Peter turns at a sound behind him, lithe body spinning, eyes tracking Natasha as she closes the window, Coulson as he re-caps his water bottle, Clint as he sags against the wall.

"Where is he?"

The question is simple, the answer is not, and Steve desperately wishes that he knew what to say.

Peter laughs, brittle and angry and accusing, gloved fingers flexed in a powerful grip around his mask.

"Where the hell is he?"

"Peter–"

Peter spins again, mouth a straight line, almost imperceptibly trembling with repressed emotion.

"You all lied to me, you told me that he'd agreed, that he wanted to be there, and all this time! All this time!"

Steve knows what Peter means, that what he really wants to say is this;

"Why did you do it?"
"Why did you lie to me?"
"Why did you hurt him, why didn't you tell me, why didn't you let me stop you?"

Peter's shoulders slump, and he shakes his head, like he wants to dispel a bad dream, eyes alight with pain and Steve thinks, in a realization so strong it burns inside his chest, that Tony wasn't the only one betrayed. And Peter just smiles, wan and tired and oh so disappointed,

"Hadn't he bled enough for your trust?"


Tony thinks that he's getting better. Enclosed spaces don't send his pulse running and he doesn't taste the sands of Afghanistan or dirty, warm water as often anymore.

His hands still shake and somewhere underneath the metal his heart longs for the tower, for Thor's ridiculous ballads, Steve's constant battles with the microwave, Bruce's spicy tea, Natasha's gruff morning voice, the scratching noise above of Clint traversing through the ventilation system as Coulson shoves post-op paperwork on Tony's cluttered desk.

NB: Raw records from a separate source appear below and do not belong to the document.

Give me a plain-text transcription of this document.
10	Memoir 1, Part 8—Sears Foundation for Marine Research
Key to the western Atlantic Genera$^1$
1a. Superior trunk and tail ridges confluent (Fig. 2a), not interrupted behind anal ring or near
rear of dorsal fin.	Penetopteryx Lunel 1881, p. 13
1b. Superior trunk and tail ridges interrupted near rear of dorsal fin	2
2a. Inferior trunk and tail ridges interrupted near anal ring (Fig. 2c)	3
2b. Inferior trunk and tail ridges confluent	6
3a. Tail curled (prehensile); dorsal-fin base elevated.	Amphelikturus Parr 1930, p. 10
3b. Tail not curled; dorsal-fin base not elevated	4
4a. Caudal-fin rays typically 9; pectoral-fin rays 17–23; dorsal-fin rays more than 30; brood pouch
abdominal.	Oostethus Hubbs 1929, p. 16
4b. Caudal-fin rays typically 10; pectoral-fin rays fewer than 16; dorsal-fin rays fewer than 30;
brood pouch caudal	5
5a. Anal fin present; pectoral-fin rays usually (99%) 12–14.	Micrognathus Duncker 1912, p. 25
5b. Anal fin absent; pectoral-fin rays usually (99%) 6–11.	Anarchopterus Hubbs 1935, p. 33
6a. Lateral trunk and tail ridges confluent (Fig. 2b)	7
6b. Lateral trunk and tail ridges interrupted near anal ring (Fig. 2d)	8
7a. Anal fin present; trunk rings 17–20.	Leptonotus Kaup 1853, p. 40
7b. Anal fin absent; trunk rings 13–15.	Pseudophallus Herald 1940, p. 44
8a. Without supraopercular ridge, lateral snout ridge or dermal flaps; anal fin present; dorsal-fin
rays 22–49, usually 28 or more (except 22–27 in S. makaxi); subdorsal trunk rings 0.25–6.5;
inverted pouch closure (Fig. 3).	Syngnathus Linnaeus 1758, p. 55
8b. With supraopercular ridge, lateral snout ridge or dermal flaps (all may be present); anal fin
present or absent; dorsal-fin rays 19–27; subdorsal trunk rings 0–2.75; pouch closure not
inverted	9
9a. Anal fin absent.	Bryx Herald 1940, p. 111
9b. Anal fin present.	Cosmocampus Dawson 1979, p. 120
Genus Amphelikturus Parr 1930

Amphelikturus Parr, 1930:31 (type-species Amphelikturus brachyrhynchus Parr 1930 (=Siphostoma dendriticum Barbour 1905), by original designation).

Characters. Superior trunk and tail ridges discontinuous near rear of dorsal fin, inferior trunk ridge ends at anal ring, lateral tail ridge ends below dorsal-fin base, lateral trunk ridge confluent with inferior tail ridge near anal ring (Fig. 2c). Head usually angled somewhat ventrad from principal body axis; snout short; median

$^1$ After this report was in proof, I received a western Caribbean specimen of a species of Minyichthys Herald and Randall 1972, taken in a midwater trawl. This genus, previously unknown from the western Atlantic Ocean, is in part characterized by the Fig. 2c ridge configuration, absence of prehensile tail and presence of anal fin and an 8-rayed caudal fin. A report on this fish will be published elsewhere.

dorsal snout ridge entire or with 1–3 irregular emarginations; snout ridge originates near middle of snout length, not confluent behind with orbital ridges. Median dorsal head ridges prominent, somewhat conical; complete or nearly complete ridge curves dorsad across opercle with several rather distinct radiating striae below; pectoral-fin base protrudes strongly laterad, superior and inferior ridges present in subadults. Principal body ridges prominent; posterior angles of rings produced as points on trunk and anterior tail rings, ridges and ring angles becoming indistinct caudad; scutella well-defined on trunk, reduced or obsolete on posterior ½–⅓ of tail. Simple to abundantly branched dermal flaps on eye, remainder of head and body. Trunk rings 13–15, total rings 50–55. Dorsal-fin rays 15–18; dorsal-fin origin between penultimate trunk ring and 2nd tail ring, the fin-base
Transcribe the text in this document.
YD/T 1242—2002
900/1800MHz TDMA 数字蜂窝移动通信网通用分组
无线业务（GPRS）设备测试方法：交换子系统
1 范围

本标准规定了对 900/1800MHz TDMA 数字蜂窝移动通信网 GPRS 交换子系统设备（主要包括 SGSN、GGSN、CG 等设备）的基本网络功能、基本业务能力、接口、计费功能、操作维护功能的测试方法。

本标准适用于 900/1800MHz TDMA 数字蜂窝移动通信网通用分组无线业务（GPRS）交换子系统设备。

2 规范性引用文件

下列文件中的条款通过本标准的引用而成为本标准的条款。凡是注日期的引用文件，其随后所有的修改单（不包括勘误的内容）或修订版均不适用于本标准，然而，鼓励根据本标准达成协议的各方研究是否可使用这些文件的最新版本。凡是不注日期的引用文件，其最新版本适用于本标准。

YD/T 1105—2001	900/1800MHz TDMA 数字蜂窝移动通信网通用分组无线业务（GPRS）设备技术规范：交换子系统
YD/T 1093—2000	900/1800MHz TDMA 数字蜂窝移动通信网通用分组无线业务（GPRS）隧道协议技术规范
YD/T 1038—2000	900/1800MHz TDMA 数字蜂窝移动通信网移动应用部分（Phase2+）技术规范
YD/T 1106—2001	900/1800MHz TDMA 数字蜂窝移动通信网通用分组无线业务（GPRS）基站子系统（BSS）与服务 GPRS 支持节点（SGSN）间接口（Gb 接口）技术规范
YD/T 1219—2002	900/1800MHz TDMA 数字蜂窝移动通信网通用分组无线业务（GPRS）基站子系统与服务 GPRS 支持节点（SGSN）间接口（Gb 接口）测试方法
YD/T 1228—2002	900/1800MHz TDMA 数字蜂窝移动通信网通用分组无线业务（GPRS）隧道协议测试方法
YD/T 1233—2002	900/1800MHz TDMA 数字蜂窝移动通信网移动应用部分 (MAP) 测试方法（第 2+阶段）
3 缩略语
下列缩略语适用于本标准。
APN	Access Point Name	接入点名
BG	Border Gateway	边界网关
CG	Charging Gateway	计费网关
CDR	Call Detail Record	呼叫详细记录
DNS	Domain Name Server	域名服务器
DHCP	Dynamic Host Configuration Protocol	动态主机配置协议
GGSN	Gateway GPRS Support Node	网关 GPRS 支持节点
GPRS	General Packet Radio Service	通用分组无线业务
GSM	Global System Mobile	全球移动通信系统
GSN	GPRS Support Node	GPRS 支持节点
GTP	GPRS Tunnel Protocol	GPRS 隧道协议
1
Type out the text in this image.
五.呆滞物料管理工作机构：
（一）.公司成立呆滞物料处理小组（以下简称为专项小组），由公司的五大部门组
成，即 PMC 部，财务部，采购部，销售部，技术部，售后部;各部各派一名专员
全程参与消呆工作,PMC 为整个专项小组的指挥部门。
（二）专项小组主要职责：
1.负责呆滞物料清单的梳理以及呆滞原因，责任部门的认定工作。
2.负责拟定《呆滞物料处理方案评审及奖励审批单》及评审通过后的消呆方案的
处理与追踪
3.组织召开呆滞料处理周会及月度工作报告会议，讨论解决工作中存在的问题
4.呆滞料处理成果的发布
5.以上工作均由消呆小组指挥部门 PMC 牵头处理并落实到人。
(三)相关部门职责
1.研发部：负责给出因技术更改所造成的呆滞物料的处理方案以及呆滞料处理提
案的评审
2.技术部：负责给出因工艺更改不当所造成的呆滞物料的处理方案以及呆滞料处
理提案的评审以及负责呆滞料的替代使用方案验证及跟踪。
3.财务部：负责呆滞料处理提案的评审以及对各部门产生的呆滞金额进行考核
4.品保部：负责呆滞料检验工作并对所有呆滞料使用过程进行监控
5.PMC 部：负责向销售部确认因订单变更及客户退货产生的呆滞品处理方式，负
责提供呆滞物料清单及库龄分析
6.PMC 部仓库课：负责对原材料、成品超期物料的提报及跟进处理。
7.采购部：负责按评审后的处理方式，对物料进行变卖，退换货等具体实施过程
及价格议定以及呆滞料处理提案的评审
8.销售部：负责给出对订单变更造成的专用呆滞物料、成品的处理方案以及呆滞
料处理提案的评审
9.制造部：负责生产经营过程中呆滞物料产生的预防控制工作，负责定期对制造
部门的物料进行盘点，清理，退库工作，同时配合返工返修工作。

"Pepper and I have an agreement, Stark. Don't make me disturb her morning meeting."

Tony can see him, hear him, and there is something, something about remembering Coulson (He can hear Clint begging, "Tony, this isn't you.") that sets his brain on alert and running.

His hands shake, badly, as the wrench slips loose from his fingers, the clattering noise bringing him back to earth.


Official Transcript of Post-Op. Evaluation: EXCERPT 037

Patient: Stark, Anthony E.

Psychiatrist: Dr. Samson, Leonard

Samson: Can you tell me about the relationship between you and the rest of the Avengers, Mr. Stark?

Stark: Wow, what a question. Now I don't want to regale you with a long, harrowing tale of our adventures. Summarized, they're my family. Who knows how the hell those bastards ever got past JARVIS, and the drinking and the jokes, but they made it, like champs. It's just…they're my family, as fucked up and broken and bloodstained as they are...It's stupid really, really and actually stupid because I should be over that. I stopped trying to find out where I fit when I was like, five. I mean really, I thought I grew out of needing, out of wanting…that… and then they came along and just…I guess we're flawed like that, we can't help it can we?

Samson: [silence] Help what Mr. Stark?

Stark: Learning to love what we can lose.